Types of Networking Devices (Hubs, Switches and Routers)

1.   Hubs – These are used to connect devices in the same location into one collision domain. Hubs are not intelligent devices and cause unnecessary congestion on the network.
When a hub receives a frame, it replicates that frame and floods it out on all interfaces looking for the destination. It’s up to the hosts on the network to check the frame header and see who the packet is intended for!
This creates a lot of collisions and the end result is a slow network.
Hubs operate at Layer 1 of the OSI model.

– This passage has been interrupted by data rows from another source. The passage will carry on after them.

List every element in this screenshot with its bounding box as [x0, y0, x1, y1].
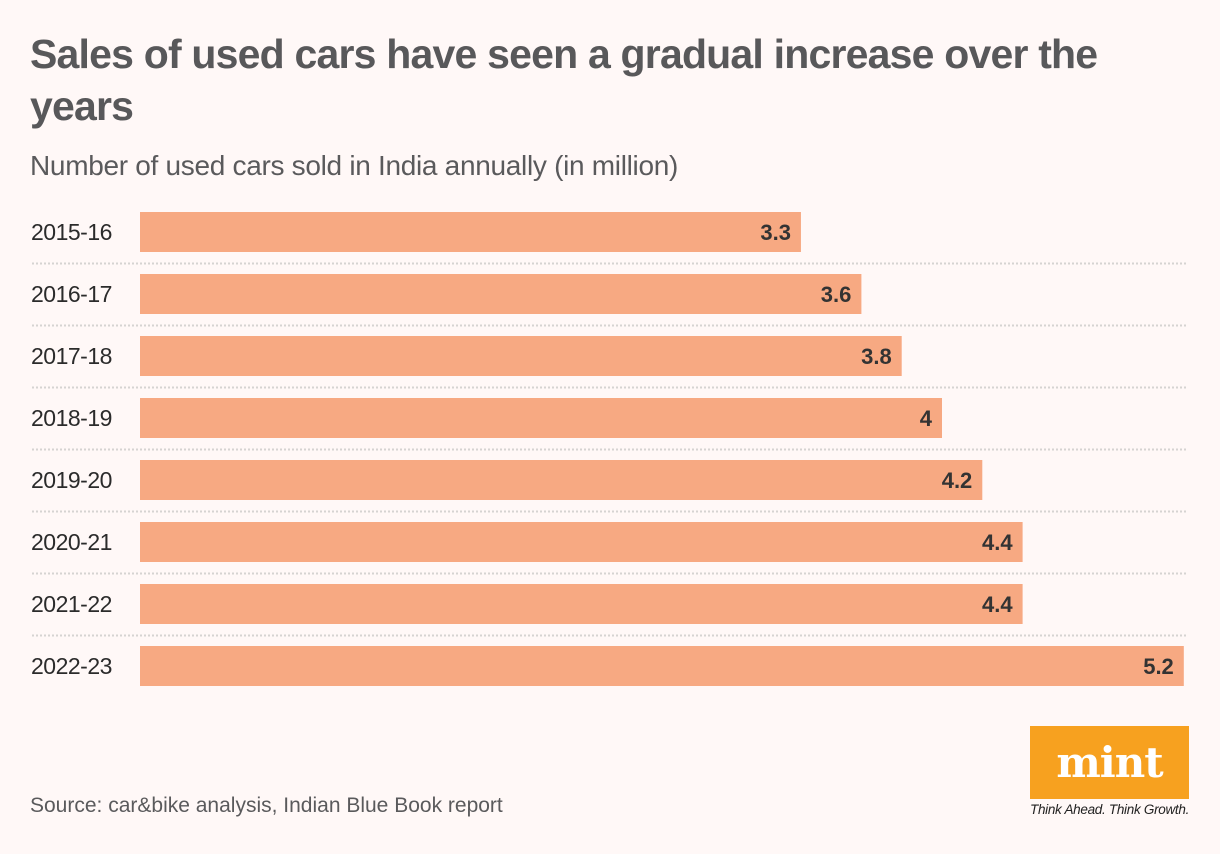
- bar: [140, 336, 902, 376]
- bar: [140, 646, 1184, 686]
- category-label: 2022-23: [31, 653, 112, 679]
- bar: [140, 522, 1023, 562]
- category-label: 2017-18: [31, 343, 112, 369]
- category-label: 2020-21: [31, 529, 112, 555]
- value-label: 4.4: [982, 592, 1013, 617]
- bar: [140, 584, 1023, 624]
- bar-chart: 2015-16 3.3 2016-17 3.6 2017-18 3.8 2018-19 4 20…: [31, 212, 1188, 686]
- category-label: 2021-22: [31, 591, 112, 617]
- logo-tagline: Think Ahead. Think Growth.: [1030, 802, 1190, 817]
- chart-title: Sales of used cars have seen a gradual i…: [30, 31, 1098, 129]
- category-label: 2016-17: [31, 281, 112, 307]
- category-label: 2018-19: [31, 405, 112, 431]
- value-label: 4: [920, 406, 933, 431]
- value-label: 5.2: [1143, 654, 1174, 679]
- category-label: 2015-16: [31, 219, 112, 245]
- value-label: 3.3: [760, 220, 791, 245]
- mint-logo: mint: [1030, 726, 1189, 799]
- bar: [140, 274, 862, 314]
- value-label: 4.4: [982, 530, 1013, 555]
- bar: [140, 460, 983, 500]
- logo-text: mint: [1056, 738, 1163, 787]
- value-label: 3.6: [821, 282, 852, 307]
- source-note: Source: car&bike analysis, Indian Blue B…: [30, 794, 503, 817]
- bar: [140, 398, 942, 438]
- value-label: 3.8: [861, 344, 892, 369]
- value-label: 4.2: [942, 468, 973, 493]
- chart-subtitle: Number of used cars sold in India annual…: [30, 150, 679, 181]
- category-label: 2019-20: [31, 467, 112, 493]
- bar: [140, 212, 801, 252]
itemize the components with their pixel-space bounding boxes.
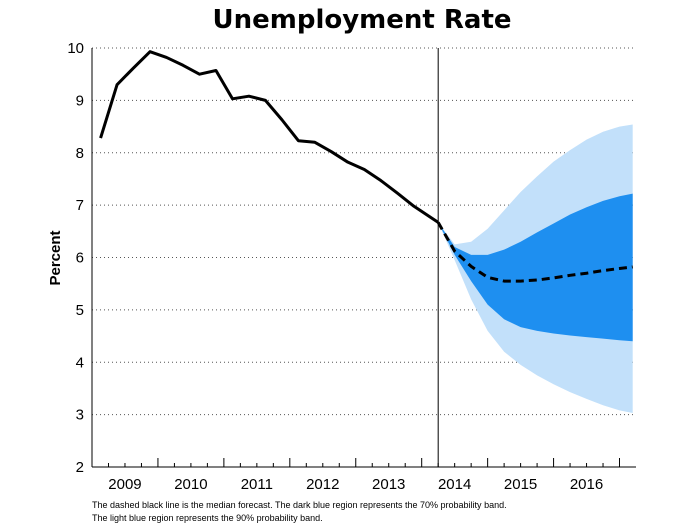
median-forecast-line [436, 221, 633, 283]
y-tick-label: 8 [76, 145, 84, 162]
caption: The dashed black line is the median fore… [92, 499, 507, 525]
caption-line-2: The light blue region represents the 90%… [92, 513, 323, 523]
series-lines [99, 50, 633, 283]
y-tick-label: 7 [76, 197, 84, 214]
y-tick-label: 9 [76, 92, 84, 109]
x-tick-label: 2014 [438, 476, 471, 490]
caption-line-1: The dashed black line is the median fore… [92, 500, 507, 510]
axes [91, 48, 636, 468]
y-tick-label: 3 [76, 407, 84, 424]
x-tick-label: 2015 [504, 476, 537, 490]
y-tick-label: 2 [76, 459, 84, 476]
x-tick-label: 2010 [174, 476, 207, 490]
x-tick-label: 2013 [372, 476, 405, 490]
x-tick-label: 2016 [570, 476, 603, 490]
probability-bands [438, 124, 633, 414]
x-tick-label: 2012 [306, 476, 339, 490]
chart: Unemployment Rate Percent 2 3 4 5 6 7 8 9 10 200… [47, 5, 636, 490]
x-tick-label: 2011 [241, 476, 273, 490]
chart-title: Unemployment Rate [212, 5, 511, 35]
x-ticks: 2009 2010 2011 2012 2013 2014 2015 2016 [107, 458, 621, 490]
y-tick-label: 6 [76, 250, 84, 267]
y-tick-label: 4 [76, 354, 84, 371]
y-axis-label: Percent [47, 230, 64, 285]
actual-line [99, 50, 440, 224]
y-ticks: 2 3 4 5 6 7 8 9 10 [67, 40, 84, 476]
y-tick-label: 5 [76, 302, 84, 319]
y-tick-label: 10 [67, 40, 84, 57]
x-tick-label: 2009 [108, 476, 141, 490]
band-70-percent [438, 193, 633, 342]
grid-lines [92, 47, 636, 416]
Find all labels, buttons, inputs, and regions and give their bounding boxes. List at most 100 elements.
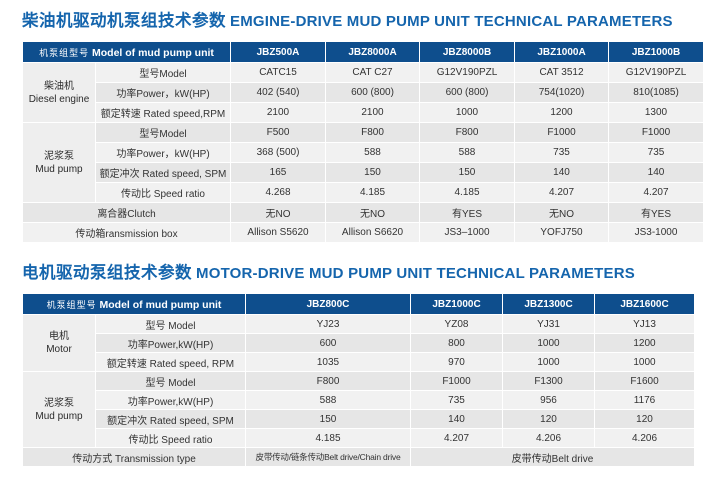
model-of-unit-header-cell: 机泵组型号 Model of mud pump unit (22, 41, 231, 63)
value-cell: 1200 (514, 102, 609, 123)
footer-label-cell: 传动方式 Transmission type (22, 447, 246, 467)
value-cell: 有YES (608, 202, 704, 223)
param-label-cell: 型号 Model (95, 314, 246, 334)
motor-title-chinese: 电机驱动泵组技术参数 (22, 264, 192, 282)
value-cell: 120 (594, 409, 695, 429)
footer-label-cell: 传动箱ransmission box (22, 222, 231, 243)
page: 柴油机驱动机泵组技术参数 EMGINE-DRIVE MUD PUMP UNIT T… (22, 8, 704, 467)
value-cell: 4.207 (410, 428, 503, 448)
value-cell: 735 (514, 142, 609, 163)
value-cell: 1000 (419, 102, 515, 123)
value-cell: 735 (410, 390, 503, 410)
value-cell: 588 (419, 142, 515, 163)
value-cell: 368 (500) (230, 142, 326, 163)
value-cell: Allison S6620 (325, 222, 420, 243)
value-cell: 4.185 (419, 182, 515, 203)
value-cell: 皮带传动Belt drive (410, 447, 695, 467)
value-cell: CATC15 (230, 62, 326, 83)
param-label-cell: 额定冲次 Rated speed, SPM (95, 162, 231, 183)
group-label-chinese: 电机 (49, 331, 69, 342)
table-row: 电机 Motor 型号 Model YJ23 YZ08 YJ31 YJ13 (22, 314, 695, 372)
model-column-header: JBZ1000B (608, 41, 704, 63)
table-header-row: 机泵组型号 Model of mud pump unit JBZ800C JBZ10… (22, 293, 695, 315)
value-cell: 600 (800) (419, 82, 515, 103)
model-column-header: JBZ1300C (502, 293, 595, 315)
model-column-header: JBZ1600C (594, 293, 695, 315)
param-label-cell: 传动比 Speed ratio (95, 182, 231, 203)
table-footer-row: 传动方式 Transmission type 皮带传动/链条传动Belt driv… (22, 447, 695, 467)
table-footer-row: 传动箱ransmission box Allison S5620 Allison S… (22, 222, 704, 243)
table-row: 功率Power,kW(HP) 588 735 956 1176 (23, 390, 695, 410)
footer-label-cell: 离合器Clutch (22, 202, 231, 223)
value-cell: 无NO (325, 202, 420, 223)
param-label-cell: 功率Power,kW(HP) (95, 390, 246, 410)
table-row: 柴油机 Diesel engine 型号Model CATC15 CAT C27 G12V… (22, 62, 704, 123)
value-cell: 4.207 (514, 182, 609, 203)
value-cell: 150 (245, 409, 411, 429)
table-row: 额定转速 Rated speed,RPM 2100 2100 1000 1200 1300 (23, 102, 704, 123)
value-cell: JS3–1000 (419, 222, 515, 243)
value-cell: YZ08 (410, 314, 503, 334)
value-cell: 402 (540) (230, 82, 326, 103)
table-row: 额定冲次 Rated speed, SPM 150 140 120 120 (23, 409, 695, 429)
value-cell: 4.185 (325, 182, 420, 203)
value-cell: F1000 (514, 122, 609, 143)
value-cell: 165 (230, 162, 326, 183)
value-cell: 140 (410, 409, 503, 429)
group-label-cell: 泥浆泵 Mud pump (22, 371, 96, 448)
group-label-english: Motor (46, 344, 72, 355)
value-cell: F1000 (608, 122, 704, 143)
value-cell: 150 (419, 162, 515, 183)
param-label-cell: 型号Model (95, 122, 231, 143)
model-column-header: JBZ500A (230, 41, 326, 63)
model-of-unit-header-cell: 机泵组型号 Model of mud pump unit (22, 293, 246, 315)
group-label-chinese: 柴油机 (44, 80, 74, 92)
value-cell: 970 (410, 352, 503, 372)
group-label-english: Mud pump (35, 163, 83, 175)
section-title-diesel: 柴油机驱动机泵组技术参数 EMGINE-DRIVE MUD PUMP UNIT T… (22, 8, 704, 33)
group-label-cell: 泥浆泵 Mud pump (22, 122, 96, 203)
table-row: 功率Power，kW(HP) 368 (500) 588 588 735 735 (23, 142, 704, 163)
value-cell: 810(1085) (608, 82, 704, 103)
value-cell: 588 (325, 142, 420, 163)
model-of-unit-label-chinese: 机泵组型号 (39, 47, 90, 58)
value-cell: 1176 (594, 390, 695, 410)
table-header-row: 机泵组型号 Model of mud pump unit JBZ500A JBZ80… (22, 41, 704, 63)
value-cell: YJ31 (502, 314, 595, 334)
value-cell: 1200 (594, 333, 695, 353)
table-row: 功率Power，kW(HP) 402 (540) 600 (800) 600 (800… (23, 82, 704, 103)
param-label-cell: 功率Power,kW(HP) (95, 333, 246, 353)
group-label-cell: 电机 Motor (22, 314, 96, 372)
value-cell: 140 (608, 162, 704, 183)
table-footer-row: 离合器Clutch 无NO 无NO 有YES 无NO 有YES (22, 202, 704, 223)
model-of-unit-label-english: Model of mud pump unit (89, 46, 214, 59)
value-cell: 1000 (594, 352, 695, 372)
value-cell: 无NO (230, 202, 326, 223)
value-cell: 无NO (514, 202, 609, 223)
model-column-header: JBZ1000A (514, 41, 609, 63)
param-label-cell: 功率Power，kW(HP) (95, 142, 231, 163)
value-cell: CAT 3512 (514, 62, 609, 83)
table-row: 泥浆泵 Mud pump 型号Model F500 F800 F800 F1000 F1000 (22, 122, 704, 203)
value-cell: 4.206 (502, 428, 595, 448)
value-cell: F500 (230, 122, 326, 143)
param-label-cell: 型号 Model (95, 371, 246, 391)
value-cell: Allison S5620 (230, 222, 326, 243)
value-cell: YJ23 (245, 314, 411, 334)
value-cell: 754(1020) (514, 82, 609, 103)
diesel-title-english: EMGINE-DRIVE MUD PUMP UNIT TECHNICAL PAR… (230, 13, 673, 30)
value-cell: 1300 (608, 102, 704, 123)
value-cell: F1300 (502, 371, 595, 391)
diesel-params-table: 机泵组型号 Model of mud pump unit JBZ500A JBZ80… (22, 41, 704, 243)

2.   Bridges/Switches – Bridges were used before switches and in fact you can’t find a bridge on the market today. However switches and bridges do the same thing, i.e. breakup collision domains.
Switches create separate collision domains but a single broadcast domain.
Switches are intelligent devices and forward frames based on the destination MAC addresses.
Switches build MAC tables to help them do this intelligent forwarding of frames to destination hosts.
Switches operate at Layer 2 of the OSI model.
Switches are the best option to use when connection devices in a LAN (Local Area Network).

3.   Routers – These operate at Layer 3 of the OSI model and are used for packet switching.
Routers are used to segment broadcast domains.
Routers forward packets based on destination IP address as opposed to switches which use destination MAC addresses.
Routers are used to interconnect separate networks; e.g. Connect a LAN to the internet, Connect two LANs with different subnet ranges.